I doted on you. Everything you did mesmerized me—I longed to be at my Daddy's side. 19 years later... after the divorce... after the boys... after trials, errors, tribulations, and victories, you created another version of yourself who looks so much like me. Together, we've stolen your heart. You no longer have it. It's split in half between the two of us. And as much as I wanted to fight her for it when she was born, I cannot deny the fact that she needs it just as much as I do.
And you never loved me any differently. You never changed. You still, Hey Baby'd me every time I called. I only felt like I was losing you because you no longer lived at home. Home was another place for you. In another world, far from what my longing heart needed. I was left with a mother who didn't know herself, so she ran behind men to find the pieces of her life she dropped in the dank spaces of clubs and hot corners.

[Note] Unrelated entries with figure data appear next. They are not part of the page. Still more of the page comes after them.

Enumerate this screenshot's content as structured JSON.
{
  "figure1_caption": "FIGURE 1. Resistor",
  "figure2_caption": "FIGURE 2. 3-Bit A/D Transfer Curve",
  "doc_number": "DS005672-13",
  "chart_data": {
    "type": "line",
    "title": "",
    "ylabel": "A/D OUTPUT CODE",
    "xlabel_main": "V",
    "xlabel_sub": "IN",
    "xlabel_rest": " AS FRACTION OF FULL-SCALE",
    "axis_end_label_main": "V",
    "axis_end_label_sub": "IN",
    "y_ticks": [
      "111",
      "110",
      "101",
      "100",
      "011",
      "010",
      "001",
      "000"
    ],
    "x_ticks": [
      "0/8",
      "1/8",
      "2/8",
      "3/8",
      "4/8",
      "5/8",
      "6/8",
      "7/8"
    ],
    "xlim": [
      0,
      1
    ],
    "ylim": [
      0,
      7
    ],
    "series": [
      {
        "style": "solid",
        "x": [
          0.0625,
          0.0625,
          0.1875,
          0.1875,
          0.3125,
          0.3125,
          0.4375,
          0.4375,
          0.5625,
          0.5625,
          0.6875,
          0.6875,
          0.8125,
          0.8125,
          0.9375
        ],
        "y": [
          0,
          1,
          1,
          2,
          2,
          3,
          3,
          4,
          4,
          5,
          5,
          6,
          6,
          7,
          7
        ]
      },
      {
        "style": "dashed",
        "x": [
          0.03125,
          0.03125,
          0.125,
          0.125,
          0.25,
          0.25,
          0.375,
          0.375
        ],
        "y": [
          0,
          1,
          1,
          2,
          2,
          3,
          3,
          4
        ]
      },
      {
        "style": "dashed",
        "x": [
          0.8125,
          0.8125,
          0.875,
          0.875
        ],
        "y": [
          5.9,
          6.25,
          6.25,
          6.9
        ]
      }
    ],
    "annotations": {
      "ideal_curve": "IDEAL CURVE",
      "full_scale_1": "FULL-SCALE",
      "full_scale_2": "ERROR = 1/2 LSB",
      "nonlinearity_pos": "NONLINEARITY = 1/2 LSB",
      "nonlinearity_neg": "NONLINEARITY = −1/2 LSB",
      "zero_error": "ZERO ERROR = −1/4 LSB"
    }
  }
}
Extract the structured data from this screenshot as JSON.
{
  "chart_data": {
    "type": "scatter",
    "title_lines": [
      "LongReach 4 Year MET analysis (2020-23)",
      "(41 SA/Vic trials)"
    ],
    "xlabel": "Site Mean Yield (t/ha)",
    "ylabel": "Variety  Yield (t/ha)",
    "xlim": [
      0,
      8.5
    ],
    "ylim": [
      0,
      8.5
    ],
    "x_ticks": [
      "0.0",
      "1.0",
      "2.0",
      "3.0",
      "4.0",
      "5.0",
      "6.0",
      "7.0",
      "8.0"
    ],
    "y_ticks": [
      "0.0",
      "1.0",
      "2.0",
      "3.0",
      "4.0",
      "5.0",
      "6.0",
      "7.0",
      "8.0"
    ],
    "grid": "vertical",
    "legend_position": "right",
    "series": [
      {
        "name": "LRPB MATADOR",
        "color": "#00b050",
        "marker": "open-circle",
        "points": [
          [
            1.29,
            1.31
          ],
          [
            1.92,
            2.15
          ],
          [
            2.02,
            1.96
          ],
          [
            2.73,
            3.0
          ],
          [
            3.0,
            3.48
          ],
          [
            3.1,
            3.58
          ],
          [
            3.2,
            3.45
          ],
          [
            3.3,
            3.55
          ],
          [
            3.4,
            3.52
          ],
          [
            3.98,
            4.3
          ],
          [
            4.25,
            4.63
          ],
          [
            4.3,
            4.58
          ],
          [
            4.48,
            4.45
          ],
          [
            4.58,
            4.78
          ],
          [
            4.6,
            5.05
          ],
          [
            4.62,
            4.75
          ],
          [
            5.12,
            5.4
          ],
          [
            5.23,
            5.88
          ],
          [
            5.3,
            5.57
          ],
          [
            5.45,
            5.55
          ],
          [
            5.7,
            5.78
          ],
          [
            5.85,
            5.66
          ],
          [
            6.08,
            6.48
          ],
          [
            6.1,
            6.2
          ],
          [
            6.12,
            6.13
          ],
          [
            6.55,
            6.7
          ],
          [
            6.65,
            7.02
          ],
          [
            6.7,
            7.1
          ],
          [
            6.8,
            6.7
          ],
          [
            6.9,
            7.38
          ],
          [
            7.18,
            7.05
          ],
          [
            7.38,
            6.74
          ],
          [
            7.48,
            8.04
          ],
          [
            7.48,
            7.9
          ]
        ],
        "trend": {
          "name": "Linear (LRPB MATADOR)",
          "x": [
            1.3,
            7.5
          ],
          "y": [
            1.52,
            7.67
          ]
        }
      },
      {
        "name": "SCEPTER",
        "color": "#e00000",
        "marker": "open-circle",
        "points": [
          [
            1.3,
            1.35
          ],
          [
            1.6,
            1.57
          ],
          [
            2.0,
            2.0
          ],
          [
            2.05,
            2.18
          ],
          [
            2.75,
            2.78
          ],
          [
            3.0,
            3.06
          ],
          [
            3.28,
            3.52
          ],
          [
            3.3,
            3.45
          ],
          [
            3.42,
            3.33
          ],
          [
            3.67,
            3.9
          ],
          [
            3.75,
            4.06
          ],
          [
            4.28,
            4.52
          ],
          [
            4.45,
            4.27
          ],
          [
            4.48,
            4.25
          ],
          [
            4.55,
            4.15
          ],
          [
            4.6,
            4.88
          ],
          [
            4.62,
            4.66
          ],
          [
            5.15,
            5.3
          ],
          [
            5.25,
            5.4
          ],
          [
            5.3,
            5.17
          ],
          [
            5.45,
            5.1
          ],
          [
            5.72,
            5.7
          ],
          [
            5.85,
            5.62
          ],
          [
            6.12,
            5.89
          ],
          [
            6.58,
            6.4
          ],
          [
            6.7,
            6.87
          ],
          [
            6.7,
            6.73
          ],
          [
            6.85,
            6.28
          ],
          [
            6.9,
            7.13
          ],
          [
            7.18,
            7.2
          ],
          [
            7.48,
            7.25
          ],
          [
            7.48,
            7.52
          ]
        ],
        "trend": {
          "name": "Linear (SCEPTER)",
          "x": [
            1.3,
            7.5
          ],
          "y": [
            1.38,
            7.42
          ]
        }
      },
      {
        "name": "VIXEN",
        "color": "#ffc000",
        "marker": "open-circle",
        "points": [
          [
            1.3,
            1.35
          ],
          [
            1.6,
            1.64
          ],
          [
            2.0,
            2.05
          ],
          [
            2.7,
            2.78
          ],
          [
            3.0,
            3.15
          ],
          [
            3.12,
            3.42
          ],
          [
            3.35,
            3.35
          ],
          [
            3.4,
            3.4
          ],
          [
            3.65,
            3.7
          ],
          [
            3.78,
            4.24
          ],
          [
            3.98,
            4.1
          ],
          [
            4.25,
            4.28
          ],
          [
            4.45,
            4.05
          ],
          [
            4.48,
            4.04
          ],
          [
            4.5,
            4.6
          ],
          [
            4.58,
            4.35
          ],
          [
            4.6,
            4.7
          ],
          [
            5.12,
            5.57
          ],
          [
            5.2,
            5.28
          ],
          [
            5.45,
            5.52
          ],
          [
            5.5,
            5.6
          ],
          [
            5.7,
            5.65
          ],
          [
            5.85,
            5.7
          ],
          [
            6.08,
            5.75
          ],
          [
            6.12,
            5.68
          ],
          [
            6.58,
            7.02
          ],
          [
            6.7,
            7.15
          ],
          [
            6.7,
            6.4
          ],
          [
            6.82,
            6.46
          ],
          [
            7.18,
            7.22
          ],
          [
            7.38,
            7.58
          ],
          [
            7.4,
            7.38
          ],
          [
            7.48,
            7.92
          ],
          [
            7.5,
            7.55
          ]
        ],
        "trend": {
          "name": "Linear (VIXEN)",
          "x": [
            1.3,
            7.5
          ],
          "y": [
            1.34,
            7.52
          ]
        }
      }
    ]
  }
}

I don't think the boys will ever understand what your girls have with you--what we mean. The first and the last. They're all in the middle. You have to gather them up one by one and spew different, varied versions of the same scripture into their minds:
Proverbs 4:1:"Hear, O sons, a father's instruction, and be attentive, that you may gain insight."
Proverbs 4:1:"Hear, O sons, a father's instruction, and be attentive, that you may gain insight."
Psalm 103:13:"As a father has compassion on his children, so the Lord has compassion on those who fear him."
Hebrews 12:7:"It is for discipline that you have to endure. God is treating you as sons. For what son is there whom his father does not discipline?"
Colossians 3:21:"Fathers, do not provoke your children, lest they become discouraged."
But you can utter only one to me and my sister, and we hear you loud and clear: "As a father has compassion on his children, so the Lord has compassion on those who fear him.", Psalm 103:13.
Now that I am 45 years old, I wonder, how are your early 60s treating you as you still parent me? You are patient. You are kind. You are a critical thinker who passed these characteristics onto me, and you haven't flinched in your actions toward my womanhood. I can call you with my worries, but I don't—not often. I can call you when I am crying, but I don't—not often. I can call you when someone has broken my heart, but I don't—not often. But when I do, you offer me your undivided attention and you give me the floor. And with this, I throw every inch of pain at it and watch it dance before me in waves.
And most calmly, every single time, you tell me that if life were easy, I wouldn't grow. I wouldn't learn. There would be no lessons for me to share with those coming after me. You let me wail into the receiver, you give my tears the greeting they deserve. And then you remind me of who I am and of the strength coursing through my veins.
You are not going to save me from adulthood. You let me lean into it and feel it as I need to, and then... You love me even harder. And this is what I'll remember, Daddy. It is why I love you as hard as I do. It is why I know until the last breath I breathe, your heart is mine. And my heart is yours.
For the fathers braving every single day, raising their daughters. For fathers who fall short, yet still pick up the slack. For fathers who give everything they have of themselves to their children without hesitation. For the young ones who manifest greatness, and it seems to wither before their eyes. For every uncle, grandfather, big brother, and caring neighbor who took on more than they should have... I see you, and I love you for your existence.